In the 16th century, hunters discovered the game birds shot with their new-fangled muskets kept for longer. Then sodium nitrate appeared, and – in the mid-1920s- sodium nitrate. All three give meats a convincing colour in a fraction of the time that traditional salting requires. The disinfectant properties allow unscrupulous producers to operate in unsanitary conditions.

 Follow basic rules of hygiene, and you can easily cure meat using ordinary table salt. But traditional meats often take upwards of a year to mature. Producers of authentic Parma ham still use salt, almost everyone else has resorted to nitrate and nitrites just to survive.

The claim that we have been preserving meat with saltpetre for over 5, 000 years is particularly inventive, back then, it was used to preserve Egyptian mummies, not to cure hams. Nitrates and nitrites are not carcinogenic in themselves, even if they give rise to carcinogenic agents during processing, cooking or ham digestion.

When Saltpetre ( Potassium nitrate) was first used in the curing of hams, there was no scandal, because the ham-makers did not know any better, just like those poor Victorians who poisoned themselves with green pickles.

 The main form of cancer is colorectal cancer in the UK is the second most common cause of cancer death, between 110 and 115 people receive a diagnosis every day – 42, 000 new cases every year Although half of the patients survive, often after surgical removal of the tumours, sadly, 43 per cent of patients die.

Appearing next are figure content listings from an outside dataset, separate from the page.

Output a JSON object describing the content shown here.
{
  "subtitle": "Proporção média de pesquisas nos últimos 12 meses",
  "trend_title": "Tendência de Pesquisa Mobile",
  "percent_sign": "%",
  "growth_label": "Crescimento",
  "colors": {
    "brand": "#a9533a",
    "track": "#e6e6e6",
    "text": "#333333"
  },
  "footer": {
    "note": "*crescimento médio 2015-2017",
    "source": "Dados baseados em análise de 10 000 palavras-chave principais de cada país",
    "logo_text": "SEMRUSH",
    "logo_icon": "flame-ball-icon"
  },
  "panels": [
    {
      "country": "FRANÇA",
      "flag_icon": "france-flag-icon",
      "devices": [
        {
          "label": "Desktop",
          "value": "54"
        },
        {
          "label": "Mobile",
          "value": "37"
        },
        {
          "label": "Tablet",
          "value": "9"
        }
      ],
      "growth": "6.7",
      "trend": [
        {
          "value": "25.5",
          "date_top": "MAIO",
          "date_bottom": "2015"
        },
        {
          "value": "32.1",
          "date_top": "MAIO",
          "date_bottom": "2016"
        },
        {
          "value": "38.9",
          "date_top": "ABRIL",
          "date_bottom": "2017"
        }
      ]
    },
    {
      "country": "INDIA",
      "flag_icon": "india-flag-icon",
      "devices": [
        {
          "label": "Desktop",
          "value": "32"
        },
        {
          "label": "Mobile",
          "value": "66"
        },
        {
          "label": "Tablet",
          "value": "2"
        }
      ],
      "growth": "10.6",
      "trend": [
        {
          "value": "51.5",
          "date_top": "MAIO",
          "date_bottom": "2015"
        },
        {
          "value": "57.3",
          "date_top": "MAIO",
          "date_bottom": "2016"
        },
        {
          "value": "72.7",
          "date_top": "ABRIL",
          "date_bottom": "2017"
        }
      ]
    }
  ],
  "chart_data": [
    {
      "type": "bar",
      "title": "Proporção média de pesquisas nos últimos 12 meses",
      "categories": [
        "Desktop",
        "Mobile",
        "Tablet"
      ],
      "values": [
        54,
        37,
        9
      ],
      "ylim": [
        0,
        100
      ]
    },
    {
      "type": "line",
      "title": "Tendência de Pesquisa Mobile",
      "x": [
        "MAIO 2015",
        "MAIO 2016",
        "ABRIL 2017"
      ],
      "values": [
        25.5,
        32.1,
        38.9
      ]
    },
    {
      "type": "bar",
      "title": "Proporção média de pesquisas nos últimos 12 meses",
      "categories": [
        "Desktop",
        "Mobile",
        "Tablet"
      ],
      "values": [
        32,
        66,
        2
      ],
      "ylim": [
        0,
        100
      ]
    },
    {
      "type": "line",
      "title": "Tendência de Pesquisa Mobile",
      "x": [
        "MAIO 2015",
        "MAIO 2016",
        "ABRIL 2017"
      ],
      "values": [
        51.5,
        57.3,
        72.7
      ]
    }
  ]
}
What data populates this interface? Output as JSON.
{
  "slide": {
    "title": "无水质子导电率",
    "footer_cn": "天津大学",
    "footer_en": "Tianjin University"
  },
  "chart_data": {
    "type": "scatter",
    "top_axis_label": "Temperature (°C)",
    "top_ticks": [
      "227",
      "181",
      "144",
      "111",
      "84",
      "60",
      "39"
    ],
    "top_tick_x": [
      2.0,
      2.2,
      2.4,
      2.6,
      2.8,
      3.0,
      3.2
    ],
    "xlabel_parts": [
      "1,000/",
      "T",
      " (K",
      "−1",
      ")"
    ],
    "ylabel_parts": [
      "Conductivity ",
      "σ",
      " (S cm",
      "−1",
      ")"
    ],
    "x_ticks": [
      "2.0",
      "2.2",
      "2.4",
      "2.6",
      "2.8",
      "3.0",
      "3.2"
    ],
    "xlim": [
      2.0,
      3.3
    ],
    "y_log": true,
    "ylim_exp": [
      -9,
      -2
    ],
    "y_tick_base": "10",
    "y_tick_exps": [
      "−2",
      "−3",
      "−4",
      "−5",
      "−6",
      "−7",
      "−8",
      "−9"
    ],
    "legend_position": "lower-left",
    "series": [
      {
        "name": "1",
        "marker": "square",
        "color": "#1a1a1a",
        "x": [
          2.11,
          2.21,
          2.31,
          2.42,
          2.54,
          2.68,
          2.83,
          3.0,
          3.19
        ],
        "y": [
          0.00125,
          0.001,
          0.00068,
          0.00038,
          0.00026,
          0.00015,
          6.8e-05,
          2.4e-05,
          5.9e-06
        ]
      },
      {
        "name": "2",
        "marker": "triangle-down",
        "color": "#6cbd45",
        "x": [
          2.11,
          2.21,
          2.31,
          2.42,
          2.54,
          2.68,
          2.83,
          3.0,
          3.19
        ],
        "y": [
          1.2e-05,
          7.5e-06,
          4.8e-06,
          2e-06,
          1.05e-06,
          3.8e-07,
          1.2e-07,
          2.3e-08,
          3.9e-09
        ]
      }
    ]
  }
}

In Europe  500, 000 new cases per year, with 238, 000 deaths, but on a global level, there are 1.8million new cases each year and 861, 000 deaths, like every five years colorectal cancer affect 9 million people and kills 4.3million.

We turned the green revolution of the 1960s into a global obesity pandemic in less than half a century.

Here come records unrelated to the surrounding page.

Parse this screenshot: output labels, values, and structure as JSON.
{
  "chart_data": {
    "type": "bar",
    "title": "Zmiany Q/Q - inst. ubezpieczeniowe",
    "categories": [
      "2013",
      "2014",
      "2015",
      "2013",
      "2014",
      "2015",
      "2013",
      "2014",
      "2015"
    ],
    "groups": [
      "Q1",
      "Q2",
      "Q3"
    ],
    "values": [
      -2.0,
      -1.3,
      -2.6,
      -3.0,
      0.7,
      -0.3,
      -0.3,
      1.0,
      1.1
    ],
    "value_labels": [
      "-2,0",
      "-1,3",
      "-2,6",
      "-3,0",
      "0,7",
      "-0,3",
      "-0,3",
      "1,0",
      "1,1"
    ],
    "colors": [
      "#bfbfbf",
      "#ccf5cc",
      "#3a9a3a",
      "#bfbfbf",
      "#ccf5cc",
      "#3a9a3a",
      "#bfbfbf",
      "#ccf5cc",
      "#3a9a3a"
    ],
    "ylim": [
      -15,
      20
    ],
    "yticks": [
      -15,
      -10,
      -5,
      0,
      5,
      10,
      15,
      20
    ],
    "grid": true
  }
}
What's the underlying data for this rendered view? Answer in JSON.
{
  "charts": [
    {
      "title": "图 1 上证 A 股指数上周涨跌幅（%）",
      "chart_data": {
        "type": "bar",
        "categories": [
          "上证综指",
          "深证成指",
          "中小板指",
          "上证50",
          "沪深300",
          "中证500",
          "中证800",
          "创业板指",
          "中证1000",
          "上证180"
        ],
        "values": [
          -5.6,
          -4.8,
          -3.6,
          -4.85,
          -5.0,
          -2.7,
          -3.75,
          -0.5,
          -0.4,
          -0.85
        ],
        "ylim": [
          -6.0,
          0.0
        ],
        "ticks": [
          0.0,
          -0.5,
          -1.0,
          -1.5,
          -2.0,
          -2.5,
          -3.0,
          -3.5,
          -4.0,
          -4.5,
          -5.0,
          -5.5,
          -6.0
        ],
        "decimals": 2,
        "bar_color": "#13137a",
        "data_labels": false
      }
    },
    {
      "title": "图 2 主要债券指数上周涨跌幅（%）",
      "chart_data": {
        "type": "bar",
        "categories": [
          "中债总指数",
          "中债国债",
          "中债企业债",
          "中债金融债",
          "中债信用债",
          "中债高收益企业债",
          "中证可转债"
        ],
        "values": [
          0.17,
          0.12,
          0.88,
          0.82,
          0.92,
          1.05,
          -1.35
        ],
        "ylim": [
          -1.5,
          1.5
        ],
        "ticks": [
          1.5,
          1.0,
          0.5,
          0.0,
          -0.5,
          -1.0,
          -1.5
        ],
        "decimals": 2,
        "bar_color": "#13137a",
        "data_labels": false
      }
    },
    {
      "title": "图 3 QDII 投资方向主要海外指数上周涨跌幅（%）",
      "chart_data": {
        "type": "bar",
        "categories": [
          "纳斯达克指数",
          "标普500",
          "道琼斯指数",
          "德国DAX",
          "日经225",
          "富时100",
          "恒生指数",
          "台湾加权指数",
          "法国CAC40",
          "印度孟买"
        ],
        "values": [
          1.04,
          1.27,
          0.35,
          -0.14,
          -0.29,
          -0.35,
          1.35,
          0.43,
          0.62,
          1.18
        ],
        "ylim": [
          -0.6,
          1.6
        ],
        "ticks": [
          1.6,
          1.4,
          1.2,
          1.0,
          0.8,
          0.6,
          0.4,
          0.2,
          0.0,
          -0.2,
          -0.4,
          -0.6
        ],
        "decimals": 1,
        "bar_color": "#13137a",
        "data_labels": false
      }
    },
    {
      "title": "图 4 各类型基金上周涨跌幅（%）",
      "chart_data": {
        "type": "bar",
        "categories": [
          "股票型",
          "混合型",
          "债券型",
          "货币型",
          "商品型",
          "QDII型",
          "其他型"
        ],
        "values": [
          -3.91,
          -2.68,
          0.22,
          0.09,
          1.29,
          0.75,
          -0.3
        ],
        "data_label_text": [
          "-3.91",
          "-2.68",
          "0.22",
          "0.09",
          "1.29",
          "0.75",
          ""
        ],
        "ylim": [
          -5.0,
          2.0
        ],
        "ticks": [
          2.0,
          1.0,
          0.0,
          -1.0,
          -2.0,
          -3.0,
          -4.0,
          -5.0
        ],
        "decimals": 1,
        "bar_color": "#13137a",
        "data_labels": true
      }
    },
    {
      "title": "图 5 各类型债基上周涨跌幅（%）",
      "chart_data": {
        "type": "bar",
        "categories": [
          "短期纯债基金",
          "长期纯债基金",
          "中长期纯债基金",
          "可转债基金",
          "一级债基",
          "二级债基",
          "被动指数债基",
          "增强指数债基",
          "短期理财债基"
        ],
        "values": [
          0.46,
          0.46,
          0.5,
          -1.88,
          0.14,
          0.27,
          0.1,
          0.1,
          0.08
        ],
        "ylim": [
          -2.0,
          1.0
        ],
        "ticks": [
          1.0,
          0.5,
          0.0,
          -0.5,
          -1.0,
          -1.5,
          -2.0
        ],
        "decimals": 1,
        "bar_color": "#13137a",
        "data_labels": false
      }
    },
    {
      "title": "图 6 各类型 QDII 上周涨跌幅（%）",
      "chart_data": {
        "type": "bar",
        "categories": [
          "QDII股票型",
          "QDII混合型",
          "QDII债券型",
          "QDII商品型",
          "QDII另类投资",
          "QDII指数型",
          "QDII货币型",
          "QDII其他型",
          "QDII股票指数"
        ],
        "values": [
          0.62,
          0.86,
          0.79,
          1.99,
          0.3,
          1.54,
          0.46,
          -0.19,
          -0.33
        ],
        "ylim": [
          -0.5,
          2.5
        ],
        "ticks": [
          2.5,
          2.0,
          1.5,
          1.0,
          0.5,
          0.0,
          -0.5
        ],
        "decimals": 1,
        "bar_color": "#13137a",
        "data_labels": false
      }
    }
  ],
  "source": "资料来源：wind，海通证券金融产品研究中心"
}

In 2015, experts from the WHO’s International Agency for Research on Cancer classified all processed meats in “group 1: Carcinogenic to humans” ( they can cause colorectal cancer). Food manufacturers are exploiting an addiction backed into our biology, as the food industry wants to make food as attractive as possible so that it can sell as much as possible.

 

 

 

Who Poisoned Your Bacon Sandwich? The Dangerous History of Meat additives by Guillaume Coudray,  Icon £14.99, 306 pages.